清晨的一縷陽光,透過窗戶遛了進來。
床上的兩人,一個還在酣睡着,一個興奮不已,早已經醒來。
劉景煜睜着雙眼,盯着将床榻四周圍起來的輕紗蔓簾,空氣中的暧昧情愫還未散去。
他的嘴角,一絲微笑蔓延開來。
他側身将魏千落摟進了懷裏,雙唇不住地在那如玉的肌膚上輕啄着。
某人夢呓着,扭動着嬌軀,貪戀着溫暖的夢鄉,依然不願醒來。
劉景煜擡眉竊笑,下了床,見魏千落一臉的疲憊,俯身疼惜地在她額前吻了吻,悄然穿上衣物,回了自己的房間。
因爲心裏挂念着很多事兒,他快速地沖洗了一番,換了一身衣物,急急往樓下廚房裏去。
他想給她熬點營養粥什麽的,昨夜的自己,總是情不自禁,偏偏那人,卻還是疼痛的緊。
他推開廚房的門,挽起袖子,正準備大幹一場時,卻發現朱媽難掩嘴角的笑意,将一鍋烏雞白鳳湯放在了托盤上,然後又笑盈盈地拿了兩套碗碟和筷子,放在湯鍋旁。
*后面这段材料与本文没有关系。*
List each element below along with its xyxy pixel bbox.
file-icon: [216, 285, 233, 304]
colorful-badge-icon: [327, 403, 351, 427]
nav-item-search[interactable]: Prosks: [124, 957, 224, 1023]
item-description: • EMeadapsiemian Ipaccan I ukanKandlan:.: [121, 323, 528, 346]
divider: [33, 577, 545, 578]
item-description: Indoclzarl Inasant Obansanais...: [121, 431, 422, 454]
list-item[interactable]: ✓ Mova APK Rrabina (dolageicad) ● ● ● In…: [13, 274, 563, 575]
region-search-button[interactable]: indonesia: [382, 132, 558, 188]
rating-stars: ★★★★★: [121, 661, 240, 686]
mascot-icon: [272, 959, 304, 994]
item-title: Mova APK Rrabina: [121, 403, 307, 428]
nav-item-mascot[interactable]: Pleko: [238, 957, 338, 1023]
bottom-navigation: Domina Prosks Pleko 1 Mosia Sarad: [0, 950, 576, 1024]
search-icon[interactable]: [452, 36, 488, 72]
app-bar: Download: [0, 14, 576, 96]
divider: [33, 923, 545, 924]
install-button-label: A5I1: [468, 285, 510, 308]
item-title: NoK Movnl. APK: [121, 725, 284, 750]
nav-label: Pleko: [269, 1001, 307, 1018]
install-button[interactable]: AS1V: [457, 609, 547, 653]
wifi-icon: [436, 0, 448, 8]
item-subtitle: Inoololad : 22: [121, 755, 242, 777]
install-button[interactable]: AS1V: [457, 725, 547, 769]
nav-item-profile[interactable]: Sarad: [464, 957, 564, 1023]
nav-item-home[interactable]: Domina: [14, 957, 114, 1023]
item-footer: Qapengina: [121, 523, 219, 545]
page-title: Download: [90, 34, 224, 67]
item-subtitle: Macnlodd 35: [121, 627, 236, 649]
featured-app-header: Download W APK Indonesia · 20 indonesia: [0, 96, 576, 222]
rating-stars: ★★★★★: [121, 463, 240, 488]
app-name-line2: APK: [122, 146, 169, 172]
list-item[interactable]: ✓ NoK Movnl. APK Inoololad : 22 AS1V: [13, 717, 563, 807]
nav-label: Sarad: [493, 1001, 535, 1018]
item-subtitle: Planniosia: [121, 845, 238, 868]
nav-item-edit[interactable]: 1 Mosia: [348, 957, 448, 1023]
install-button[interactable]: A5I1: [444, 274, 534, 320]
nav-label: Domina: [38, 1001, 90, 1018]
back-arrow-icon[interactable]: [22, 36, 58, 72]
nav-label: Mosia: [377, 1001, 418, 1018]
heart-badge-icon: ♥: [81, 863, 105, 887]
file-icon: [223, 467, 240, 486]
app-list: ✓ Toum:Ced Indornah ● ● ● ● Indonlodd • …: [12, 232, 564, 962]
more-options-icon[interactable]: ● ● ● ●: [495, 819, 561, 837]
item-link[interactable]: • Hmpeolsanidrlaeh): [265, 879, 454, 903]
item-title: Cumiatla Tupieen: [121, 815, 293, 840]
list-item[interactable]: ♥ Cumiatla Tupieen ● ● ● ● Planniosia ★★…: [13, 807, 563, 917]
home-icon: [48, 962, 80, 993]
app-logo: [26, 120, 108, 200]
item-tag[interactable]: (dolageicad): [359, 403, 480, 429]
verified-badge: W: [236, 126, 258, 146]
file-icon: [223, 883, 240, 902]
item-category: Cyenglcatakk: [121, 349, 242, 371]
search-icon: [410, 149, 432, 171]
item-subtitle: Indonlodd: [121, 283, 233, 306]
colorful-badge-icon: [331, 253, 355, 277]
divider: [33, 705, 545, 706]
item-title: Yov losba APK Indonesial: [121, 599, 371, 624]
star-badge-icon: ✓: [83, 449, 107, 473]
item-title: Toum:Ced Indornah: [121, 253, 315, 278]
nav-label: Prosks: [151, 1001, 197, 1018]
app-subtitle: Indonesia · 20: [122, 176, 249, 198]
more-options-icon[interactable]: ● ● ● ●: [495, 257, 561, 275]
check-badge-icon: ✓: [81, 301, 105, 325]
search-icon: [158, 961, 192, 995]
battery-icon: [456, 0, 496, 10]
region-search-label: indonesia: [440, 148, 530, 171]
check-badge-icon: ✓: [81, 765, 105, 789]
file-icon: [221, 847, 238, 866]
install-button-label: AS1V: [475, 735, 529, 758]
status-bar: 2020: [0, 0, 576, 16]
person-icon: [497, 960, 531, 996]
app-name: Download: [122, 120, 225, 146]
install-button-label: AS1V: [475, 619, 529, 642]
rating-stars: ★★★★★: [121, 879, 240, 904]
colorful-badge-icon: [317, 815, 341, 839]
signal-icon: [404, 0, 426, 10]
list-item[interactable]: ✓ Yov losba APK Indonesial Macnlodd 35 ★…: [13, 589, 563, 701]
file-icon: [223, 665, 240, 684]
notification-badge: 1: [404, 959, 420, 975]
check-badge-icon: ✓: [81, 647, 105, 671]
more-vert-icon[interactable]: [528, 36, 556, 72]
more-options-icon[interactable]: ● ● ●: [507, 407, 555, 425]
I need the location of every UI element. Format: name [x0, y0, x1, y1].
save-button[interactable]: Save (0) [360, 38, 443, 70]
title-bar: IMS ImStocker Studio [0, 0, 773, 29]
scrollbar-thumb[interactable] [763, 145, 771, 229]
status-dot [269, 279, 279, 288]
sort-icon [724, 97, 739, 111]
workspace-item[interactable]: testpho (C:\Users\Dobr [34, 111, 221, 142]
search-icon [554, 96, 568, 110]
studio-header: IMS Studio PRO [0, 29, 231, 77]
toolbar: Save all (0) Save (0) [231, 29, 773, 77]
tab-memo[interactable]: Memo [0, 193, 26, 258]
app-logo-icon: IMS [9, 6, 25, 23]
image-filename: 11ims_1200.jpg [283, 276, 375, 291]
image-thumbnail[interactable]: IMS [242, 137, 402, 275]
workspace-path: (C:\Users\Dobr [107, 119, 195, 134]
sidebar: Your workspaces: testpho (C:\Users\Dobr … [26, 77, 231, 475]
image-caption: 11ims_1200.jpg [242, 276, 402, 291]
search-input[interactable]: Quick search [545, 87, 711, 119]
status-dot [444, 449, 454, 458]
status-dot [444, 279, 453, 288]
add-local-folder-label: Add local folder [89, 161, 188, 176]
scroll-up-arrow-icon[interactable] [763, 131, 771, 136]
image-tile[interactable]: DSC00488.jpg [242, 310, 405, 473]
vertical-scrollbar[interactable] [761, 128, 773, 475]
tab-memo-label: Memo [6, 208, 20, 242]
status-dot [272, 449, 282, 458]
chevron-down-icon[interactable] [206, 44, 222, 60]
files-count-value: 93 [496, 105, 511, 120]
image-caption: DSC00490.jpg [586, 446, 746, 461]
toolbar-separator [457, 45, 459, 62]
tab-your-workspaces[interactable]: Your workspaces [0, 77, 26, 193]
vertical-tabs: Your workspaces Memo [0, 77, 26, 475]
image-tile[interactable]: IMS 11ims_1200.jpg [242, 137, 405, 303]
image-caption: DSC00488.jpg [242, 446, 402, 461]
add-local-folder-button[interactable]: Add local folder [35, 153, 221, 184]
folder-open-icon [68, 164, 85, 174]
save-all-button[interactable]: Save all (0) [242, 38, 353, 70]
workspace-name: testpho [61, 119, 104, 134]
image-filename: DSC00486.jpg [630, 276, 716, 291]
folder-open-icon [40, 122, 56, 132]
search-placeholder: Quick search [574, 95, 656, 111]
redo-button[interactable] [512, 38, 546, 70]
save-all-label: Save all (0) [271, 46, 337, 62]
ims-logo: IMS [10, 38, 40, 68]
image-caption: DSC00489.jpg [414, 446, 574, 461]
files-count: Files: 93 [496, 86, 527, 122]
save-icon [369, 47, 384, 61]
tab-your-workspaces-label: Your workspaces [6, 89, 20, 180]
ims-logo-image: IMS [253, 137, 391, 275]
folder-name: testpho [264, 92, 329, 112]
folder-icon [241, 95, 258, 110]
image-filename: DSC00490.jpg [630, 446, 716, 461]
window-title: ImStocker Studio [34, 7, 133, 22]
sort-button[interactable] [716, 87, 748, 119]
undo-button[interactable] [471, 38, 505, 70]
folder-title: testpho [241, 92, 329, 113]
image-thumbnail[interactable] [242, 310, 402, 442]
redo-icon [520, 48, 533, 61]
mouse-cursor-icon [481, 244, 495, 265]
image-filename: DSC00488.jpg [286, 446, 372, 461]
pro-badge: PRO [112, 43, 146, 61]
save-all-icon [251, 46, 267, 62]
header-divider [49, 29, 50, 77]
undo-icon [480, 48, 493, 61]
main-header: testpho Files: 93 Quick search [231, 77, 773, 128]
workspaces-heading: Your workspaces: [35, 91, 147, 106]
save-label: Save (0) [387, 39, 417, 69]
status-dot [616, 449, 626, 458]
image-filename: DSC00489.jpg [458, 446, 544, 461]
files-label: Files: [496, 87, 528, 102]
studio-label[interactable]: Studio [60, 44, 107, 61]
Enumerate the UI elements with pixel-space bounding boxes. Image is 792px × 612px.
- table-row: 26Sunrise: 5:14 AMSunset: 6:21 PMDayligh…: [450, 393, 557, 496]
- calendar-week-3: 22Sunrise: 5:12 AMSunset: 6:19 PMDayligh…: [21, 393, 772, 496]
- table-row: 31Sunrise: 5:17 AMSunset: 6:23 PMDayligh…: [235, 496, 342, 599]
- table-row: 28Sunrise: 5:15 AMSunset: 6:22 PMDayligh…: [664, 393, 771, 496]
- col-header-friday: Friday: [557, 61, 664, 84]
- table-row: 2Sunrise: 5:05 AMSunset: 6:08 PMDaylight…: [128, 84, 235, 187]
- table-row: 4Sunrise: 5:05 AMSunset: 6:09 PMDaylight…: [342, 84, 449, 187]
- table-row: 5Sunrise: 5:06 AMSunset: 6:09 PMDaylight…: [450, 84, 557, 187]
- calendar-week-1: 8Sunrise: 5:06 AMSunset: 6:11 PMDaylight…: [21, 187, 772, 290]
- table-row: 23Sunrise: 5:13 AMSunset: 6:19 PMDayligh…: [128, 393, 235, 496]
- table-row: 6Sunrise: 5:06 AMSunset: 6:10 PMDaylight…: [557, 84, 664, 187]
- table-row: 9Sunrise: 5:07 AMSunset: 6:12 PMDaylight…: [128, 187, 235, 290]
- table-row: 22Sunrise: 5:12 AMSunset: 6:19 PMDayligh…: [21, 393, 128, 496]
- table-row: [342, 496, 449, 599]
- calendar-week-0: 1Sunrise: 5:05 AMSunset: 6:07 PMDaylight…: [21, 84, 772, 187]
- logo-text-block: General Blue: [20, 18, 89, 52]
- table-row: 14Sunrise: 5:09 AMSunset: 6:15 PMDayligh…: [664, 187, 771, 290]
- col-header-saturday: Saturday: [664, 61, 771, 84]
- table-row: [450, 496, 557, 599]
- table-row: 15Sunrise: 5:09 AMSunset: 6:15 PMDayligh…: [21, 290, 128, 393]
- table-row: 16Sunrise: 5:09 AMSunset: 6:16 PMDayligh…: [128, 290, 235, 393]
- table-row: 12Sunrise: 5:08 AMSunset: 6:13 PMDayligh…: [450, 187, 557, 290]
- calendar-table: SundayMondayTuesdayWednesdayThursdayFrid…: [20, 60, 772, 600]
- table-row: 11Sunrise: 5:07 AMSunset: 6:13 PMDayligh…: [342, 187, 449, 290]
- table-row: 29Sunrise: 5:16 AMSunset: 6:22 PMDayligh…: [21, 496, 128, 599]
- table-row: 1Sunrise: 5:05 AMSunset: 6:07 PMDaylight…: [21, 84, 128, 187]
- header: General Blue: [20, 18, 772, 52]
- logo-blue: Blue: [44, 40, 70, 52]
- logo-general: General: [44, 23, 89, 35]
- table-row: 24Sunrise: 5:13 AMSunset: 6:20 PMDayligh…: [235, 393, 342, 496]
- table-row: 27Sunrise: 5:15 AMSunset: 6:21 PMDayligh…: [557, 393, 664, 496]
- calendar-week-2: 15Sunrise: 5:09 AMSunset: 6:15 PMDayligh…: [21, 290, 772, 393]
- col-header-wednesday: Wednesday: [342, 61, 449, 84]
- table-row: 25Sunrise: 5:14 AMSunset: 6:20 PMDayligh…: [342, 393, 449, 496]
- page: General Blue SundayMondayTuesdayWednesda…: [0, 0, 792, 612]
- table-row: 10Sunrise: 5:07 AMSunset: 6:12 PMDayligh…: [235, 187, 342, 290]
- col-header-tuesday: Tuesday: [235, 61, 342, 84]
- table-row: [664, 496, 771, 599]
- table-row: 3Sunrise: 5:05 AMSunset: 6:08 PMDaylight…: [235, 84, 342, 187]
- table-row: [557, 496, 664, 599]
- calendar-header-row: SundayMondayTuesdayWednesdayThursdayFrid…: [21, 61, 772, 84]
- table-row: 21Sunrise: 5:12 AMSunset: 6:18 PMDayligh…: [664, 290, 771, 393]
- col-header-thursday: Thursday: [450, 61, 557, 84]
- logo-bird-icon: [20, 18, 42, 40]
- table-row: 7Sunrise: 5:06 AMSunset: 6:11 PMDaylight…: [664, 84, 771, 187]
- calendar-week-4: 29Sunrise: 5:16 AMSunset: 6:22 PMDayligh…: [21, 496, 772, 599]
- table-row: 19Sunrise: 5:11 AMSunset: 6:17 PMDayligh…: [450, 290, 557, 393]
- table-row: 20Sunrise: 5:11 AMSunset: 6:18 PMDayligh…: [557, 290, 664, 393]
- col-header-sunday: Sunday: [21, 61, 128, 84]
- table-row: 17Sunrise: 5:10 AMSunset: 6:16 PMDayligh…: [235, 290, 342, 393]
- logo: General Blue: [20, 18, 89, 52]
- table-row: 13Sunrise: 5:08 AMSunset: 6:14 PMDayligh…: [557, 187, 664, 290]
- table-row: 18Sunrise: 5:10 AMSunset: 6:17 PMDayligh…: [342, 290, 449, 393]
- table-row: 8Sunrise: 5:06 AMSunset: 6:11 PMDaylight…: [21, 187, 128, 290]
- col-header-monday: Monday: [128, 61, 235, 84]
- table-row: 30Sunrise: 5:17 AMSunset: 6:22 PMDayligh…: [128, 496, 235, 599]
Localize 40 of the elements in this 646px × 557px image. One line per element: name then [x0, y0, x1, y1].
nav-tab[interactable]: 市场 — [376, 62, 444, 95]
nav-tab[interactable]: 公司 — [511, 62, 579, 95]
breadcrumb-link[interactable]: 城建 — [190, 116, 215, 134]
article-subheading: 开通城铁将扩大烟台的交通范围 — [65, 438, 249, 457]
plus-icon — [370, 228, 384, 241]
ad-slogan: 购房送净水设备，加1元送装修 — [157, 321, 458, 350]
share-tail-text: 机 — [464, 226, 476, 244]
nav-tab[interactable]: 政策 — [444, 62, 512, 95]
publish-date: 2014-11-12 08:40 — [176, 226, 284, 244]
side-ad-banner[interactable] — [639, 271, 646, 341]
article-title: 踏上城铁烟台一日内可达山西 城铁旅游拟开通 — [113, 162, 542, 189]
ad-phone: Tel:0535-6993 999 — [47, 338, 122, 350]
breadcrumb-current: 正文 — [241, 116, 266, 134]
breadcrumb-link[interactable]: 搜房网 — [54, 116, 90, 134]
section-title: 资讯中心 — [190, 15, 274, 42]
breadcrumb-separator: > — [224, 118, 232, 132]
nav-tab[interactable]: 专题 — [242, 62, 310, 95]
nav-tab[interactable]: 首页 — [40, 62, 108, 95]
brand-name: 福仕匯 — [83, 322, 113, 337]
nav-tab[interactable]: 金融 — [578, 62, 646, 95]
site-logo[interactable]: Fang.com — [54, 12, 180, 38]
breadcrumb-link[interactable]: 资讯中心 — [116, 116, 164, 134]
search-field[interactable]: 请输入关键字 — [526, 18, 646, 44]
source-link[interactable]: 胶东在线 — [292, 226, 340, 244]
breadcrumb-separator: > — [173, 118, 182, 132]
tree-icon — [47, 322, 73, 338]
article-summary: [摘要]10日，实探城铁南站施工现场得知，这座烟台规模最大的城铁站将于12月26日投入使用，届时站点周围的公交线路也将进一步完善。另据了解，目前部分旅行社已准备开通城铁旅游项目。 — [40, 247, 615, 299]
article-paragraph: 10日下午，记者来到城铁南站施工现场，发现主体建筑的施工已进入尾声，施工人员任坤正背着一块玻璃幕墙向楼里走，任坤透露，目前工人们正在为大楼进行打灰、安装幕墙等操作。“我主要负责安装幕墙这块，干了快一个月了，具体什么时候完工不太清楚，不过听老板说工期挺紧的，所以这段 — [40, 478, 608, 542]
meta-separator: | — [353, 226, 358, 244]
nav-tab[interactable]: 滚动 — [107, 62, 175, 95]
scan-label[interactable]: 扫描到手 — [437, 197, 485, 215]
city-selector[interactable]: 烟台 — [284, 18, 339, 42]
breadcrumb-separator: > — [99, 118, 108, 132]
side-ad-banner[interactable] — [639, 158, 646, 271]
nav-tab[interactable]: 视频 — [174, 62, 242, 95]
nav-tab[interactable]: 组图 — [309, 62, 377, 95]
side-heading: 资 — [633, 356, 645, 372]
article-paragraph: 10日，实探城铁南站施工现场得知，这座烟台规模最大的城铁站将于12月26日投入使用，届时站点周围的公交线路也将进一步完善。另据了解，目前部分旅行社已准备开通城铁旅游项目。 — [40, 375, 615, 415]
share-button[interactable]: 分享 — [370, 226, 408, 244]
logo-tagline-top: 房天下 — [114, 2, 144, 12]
眼見着一臉詭異笑容的朱媽将托盤遞到自己手上,劉景煜頓覺背脊一陣涼意襲來。
“老太太特别吩咐,今天你們就不用回老宅了,落丫頭的身子經不起折騰的!”
朱媽一句話落,劉景煜尴尬地轉移了視線,瞧着腳下那個毛茸茸的小球說道,“昨晚你咋就跟吃了安眠藥一般,一點兒聲響都沒有呢?!”
說着,他端着托盤,逃也似的往三樓魏千落的房間裏跑。
小柯基犬憨豆屁颠屁颠地跟在身後。
朱媽見狀,捂着嘴笑開了。
劉景煜推開房間的門,一眼便看見床架上的輕紗輕微地跳動了一下,他知道,某人已經醒來。
他将托盤放在床尾的貴妃榻上,走到窗前,将窗戶拉開了一點兒縫隙,晨風便鑽了進來。
床帏上的輕紗随風飛舞着,猶如婀娜多姿翩翩起舞的少女的裙擺。
陽光從其中穿透過來,落在魏千落的臉上,風聲中,光線忽明忽暗。
它還像個調皮的孩子,在某人的眼皮底下,公然輕輕啄着她的眼睫毛。
劉景煜走到床前,在陽光親吻過的地方,印上了自己的唇印。
“這是屬于我的肌膚,連陽光也不能來侵犯!”
他霸道地說道,引得某人再也忍不了了,微微睜開了眼睛,看向那個立在床頭的男子。
柳長細眉下,一雙烏黑深邃的眼眸正看向自己,臉上挂着壞壞的笑容,嘴角彎彎上揚,就像夜色朦胧中那輪皎潔的上弦月,高挺的鼻梁微微聳着,身上那件深藍色襯衣上略略有些濕潤,渾身上下,還散發出一股須後水的清香。
“不想起床麽?!”劉景煜邊說邊靠着她在床沿上坐下,手裏端着一碗熱湯。
“好香!”清香飄進魏千落的鼻翼裏,誘發出極強的食欲來。
“好餓!”她說着,想要将身子撐起,奈何即便是輕微的移動,下身都會傳來撕裂般的疼痛。
想着昨夜的纏綿,魏千落的臉上又泛出桃花來。
“要死!”劉景煜見狀,連忙将視線移向窗外,“你這是引誘我再次犯罪的節奏麽!”
聞言,魏千落連忙縮回了被窩,她雙手拽住被子,将自己的臉全部遮住。
半響,沒有聽見動靜,正欲探出頭來,卻見一陣風襲來,劉景煜猛地掀開了被子。
映入眼簾的,是白潤的肌膚。
“你是想我讓今天挪不出這個房間嗎?!”他嘶啞着聲音,艱難地滑動着喉結,緊緊咬住下嘴唇,低喃道。
她緊緊拽着被子,努力往自己的身上蓋。
見對方不放手,她試圖轉移話題,盯了那碗雞湯一眼,問道,“什麽時候起床的呢,這麽快就熬好了雞湯?!”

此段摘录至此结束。